MANTIS therefore aims to make these networks more robust against such attacks. The technology at the heart of the research and development work is quantum communication, in particular quantum key distribution (QKD). This uses the principles of quantum physics to create highly secure communication channels.

New level of safety thanks to QKD independent of measuring devices

The MANTIS project wants to go one important step further than standard QKD: The project aims to develop a measurement-device-independent and chip-based QKD (MDI-QKD). The use of gas pipeline networks will be investigated as a specific application. The abbreviation MANTIS therefore stands for: "Messgerätunabhängige QKD und sichere Systemsynchronisation für ANwendungen in GasleiTsystemen und kritischer InfraStruktur" (engl.: measurement-device-independent QKD and safe system synchronization for applications in gas control systems and critical infrastructure).

MANTIS thus addresses one of the biggest challenges in the implementation of traditional QKD systems: so-called side-channel attacks. These can occur with standard QKD if attackers have access to the measuring devices that are used to decrypt the quantum keys at the receiver.

"With standard QKD, the receiver's measuring devices are in a secure environment.
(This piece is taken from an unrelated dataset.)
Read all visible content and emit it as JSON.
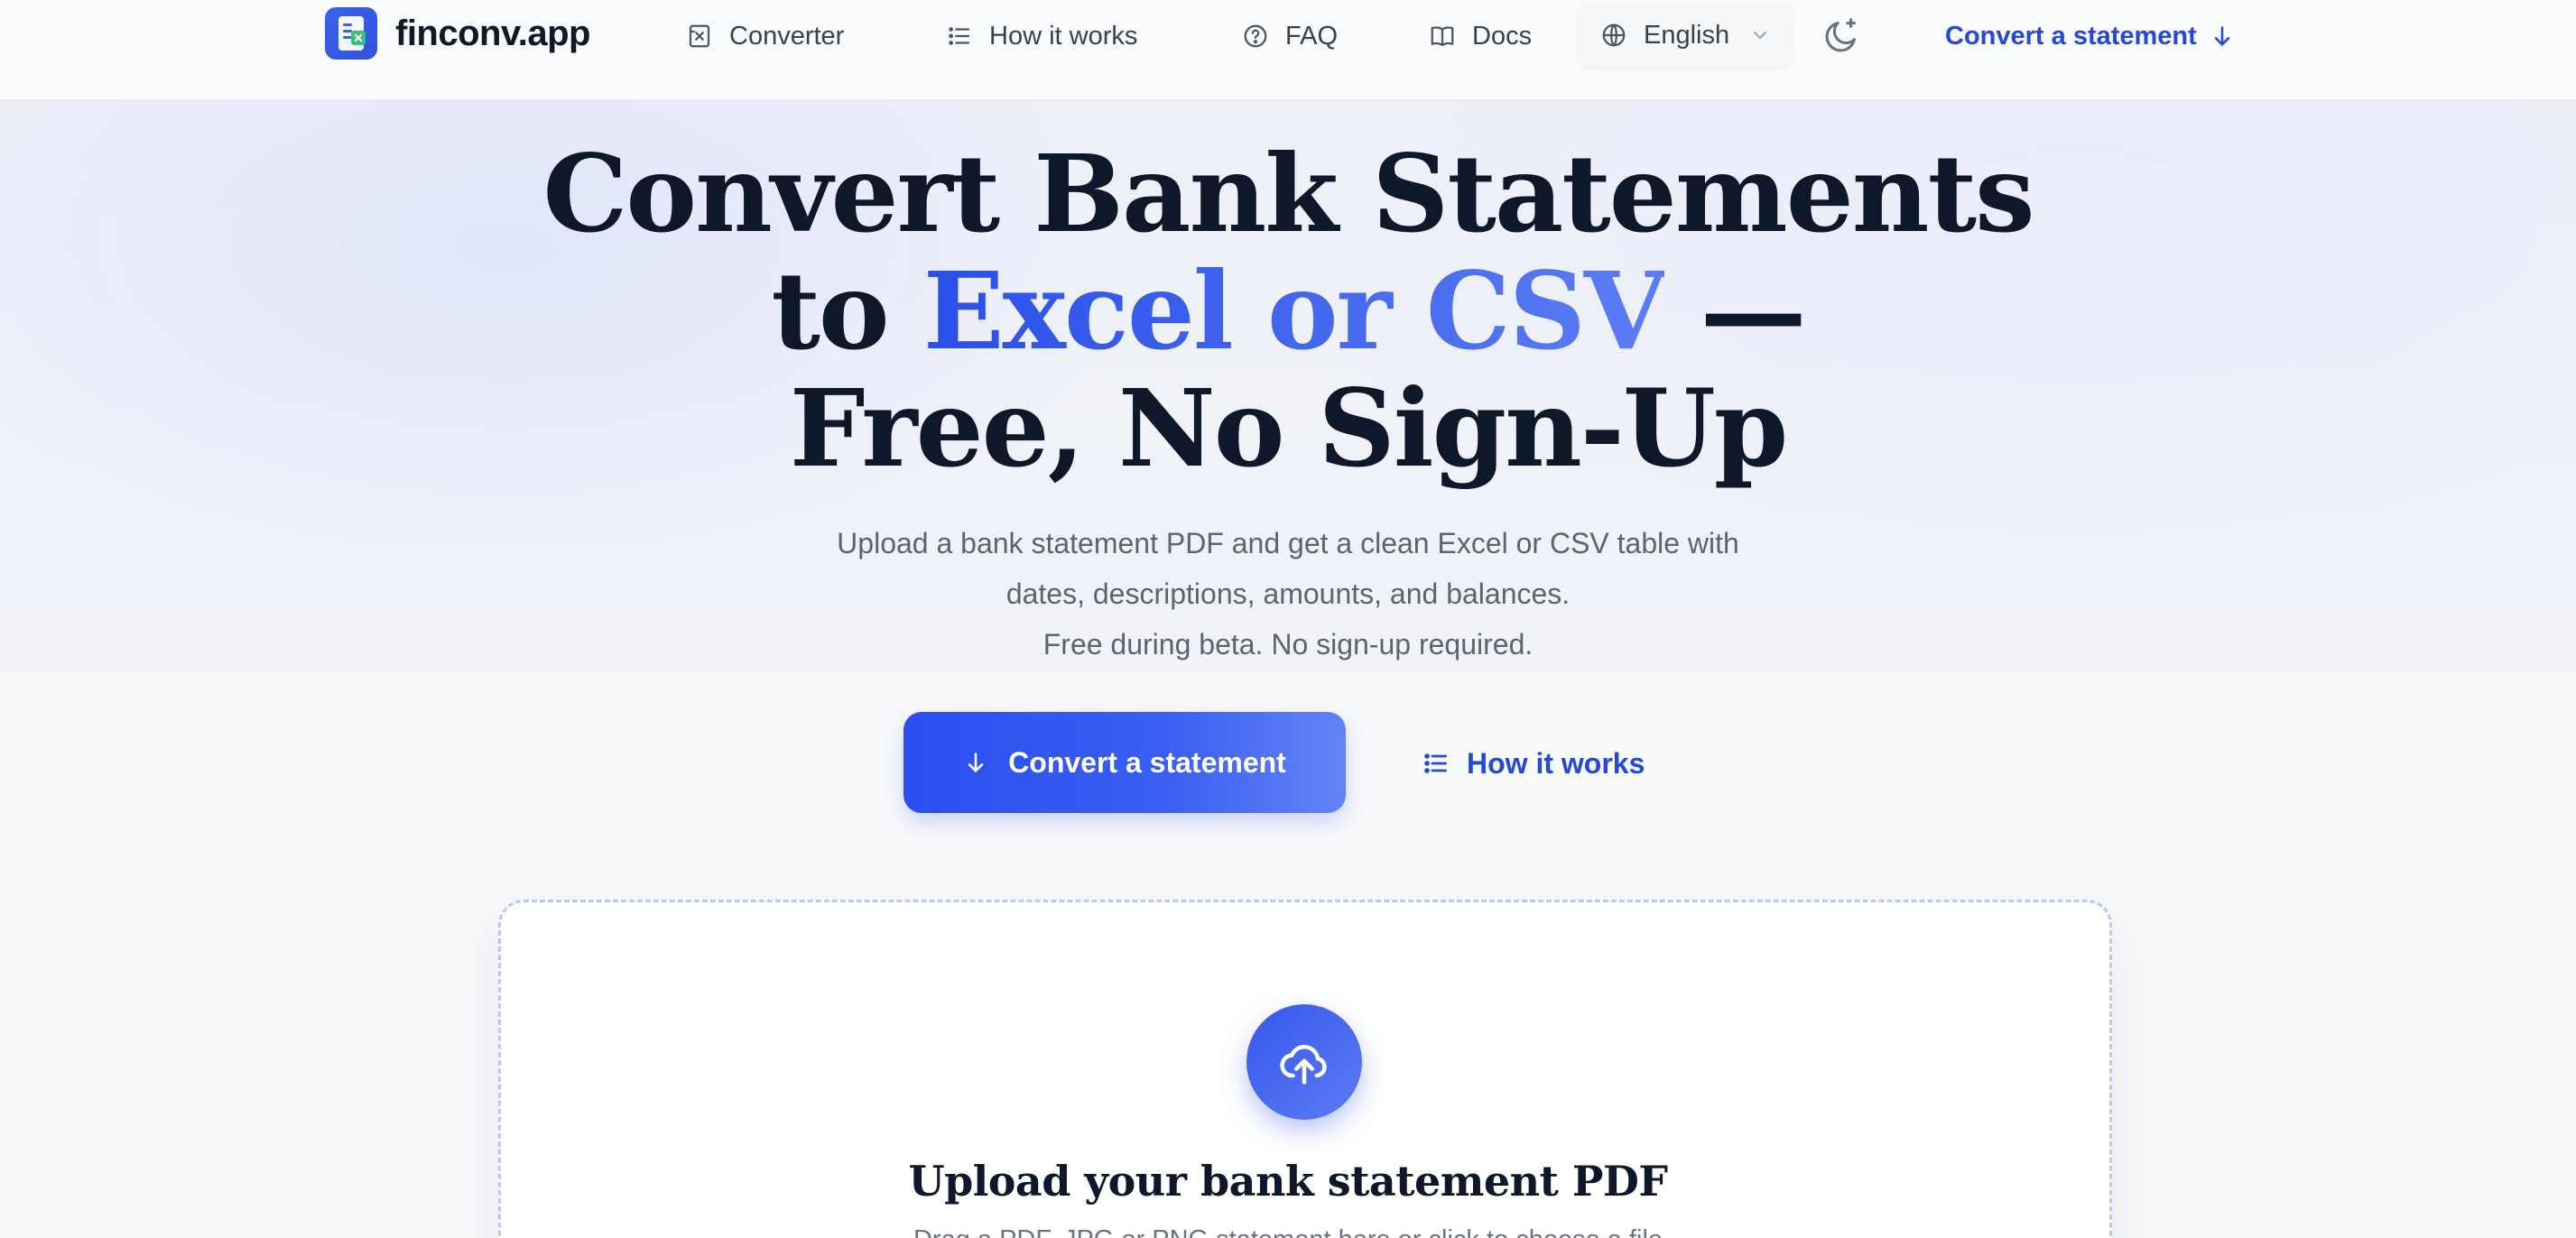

This prevents unauthorized access from outside," explains project manager Christopher Spiess. "However, if an attacker were to gain physical access to the measuring devices, then standard QKD is no longer secure."

Advantages of MDI-QKD compared to standard QKD

In contrast, MDI-QKD, which is the focus of the MANTIS project, is a special form of QKD. Here, several users transmit quantum signals to a central node. By checking the correlation of measurement results, the confidentiality of the key exchange is guaranteed and a number of known attack vectors on the detection system are ruled out.
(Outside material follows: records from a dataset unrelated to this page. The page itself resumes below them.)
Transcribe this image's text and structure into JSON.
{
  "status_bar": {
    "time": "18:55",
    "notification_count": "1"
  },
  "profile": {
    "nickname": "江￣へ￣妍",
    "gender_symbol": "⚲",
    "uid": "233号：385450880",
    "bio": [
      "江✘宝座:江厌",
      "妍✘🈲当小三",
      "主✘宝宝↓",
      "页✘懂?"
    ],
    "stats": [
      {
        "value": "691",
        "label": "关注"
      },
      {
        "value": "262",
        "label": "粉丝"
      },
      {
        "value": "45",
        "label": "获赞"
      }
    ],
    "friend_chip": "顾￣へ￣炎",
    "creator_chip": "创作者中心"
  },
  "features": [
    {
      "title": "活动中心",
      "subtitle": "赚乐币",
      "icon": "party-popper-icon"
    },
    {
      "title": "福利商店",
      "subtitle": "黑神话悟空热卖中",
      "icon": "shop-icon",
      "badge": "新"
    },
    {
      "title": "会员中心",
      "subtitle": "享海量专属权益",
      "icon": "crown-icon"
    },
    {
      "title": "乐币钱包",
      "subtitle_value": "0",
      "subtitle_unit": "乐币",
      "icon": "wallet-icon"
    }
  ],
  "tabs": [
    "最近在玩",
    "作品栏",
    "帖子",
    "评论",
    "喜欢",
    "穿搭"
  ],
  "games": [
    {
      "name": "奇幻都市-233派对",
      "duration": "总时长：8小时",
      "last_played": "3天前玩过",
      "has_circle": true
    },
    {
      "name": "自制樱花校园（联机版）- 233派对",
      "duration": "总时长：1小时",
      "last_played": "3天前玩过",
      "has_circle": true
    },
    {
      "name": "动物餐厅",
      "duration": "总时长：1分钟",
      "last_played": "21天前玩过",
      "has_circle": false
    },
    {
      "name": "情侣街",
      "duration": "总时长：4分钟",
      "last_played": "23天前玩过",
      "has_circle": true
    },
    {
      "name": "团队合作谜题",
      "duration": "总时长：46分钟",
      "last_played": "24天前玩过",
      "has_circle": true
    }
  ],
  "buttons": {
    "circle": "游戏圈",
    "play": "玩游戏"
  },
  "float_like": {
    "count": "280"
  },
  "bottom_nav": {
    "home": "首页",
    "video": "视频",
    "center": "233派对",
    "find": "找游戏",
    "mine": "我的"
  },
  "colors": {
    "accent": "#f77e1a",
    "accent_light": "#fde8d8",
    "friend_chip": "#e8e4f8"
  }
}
Unlike standard QKD, MDI-QKD enables the secure exchange of quantum keys even if an attacker has physical access to the measuring devices. "All measuring devices can practically be directly in the hands of a hacker. However, access to the measuring devices is of no use to the attacker, as the MDI-QKD protocol ensures that the measurement information is unusable for the eavesdropper," continues Spiess. "With MANTIS, we are setting a new level in quantum communication. MDI-QKD goes beyond traditional approaches and therefore offers maximum security even under extreme conditions."

Twin-field QKD: "An important milestone towards extreme distances"

The MANTIS project is also intended to be an important step towards twin-field QKD (TF-QKD). In contrast to conventional methods, in which the sender and receiver communicate directly with each other, MANTIS introduces a third point – an intermediate station. This setup is very similar to TF-QKD, where high-precision stabilization of the paths also plays a role. This stabilization enables TF-QKD to achieve particularly long transmission distances.

"Current research shows that distances of up to 1,000 km can be bridged in optical fiber with TF-QKD," explains Spiess. "Building on the project in MANTIS, such a twin-field protocol is planned for the future. The work in the MANTIS project is therefore also an important milestone towards extreme distances for quantum communication."

Project partners in the MANTIS project

The MANTIS project will be implemented with a budget of 5.11 million euros. Around 1.45 million euros of this will go to Fraunhofer IOF in Jena. The research and development project is scheduled until 2027 and is supported by the German Federal Ministry of Education and Research (BMBF) with a funding share of 86%.

In addition to Fraunhofer IOF, the partners include the Fraunhofer Institute for Integrated Circuits IIS/EAS in Dresden and the Fraunhofer Institute for Applied Information Technology FIT with its Aachen site. The Universität Münster and the company PSI Software SE from Berlin are also part of the consortium.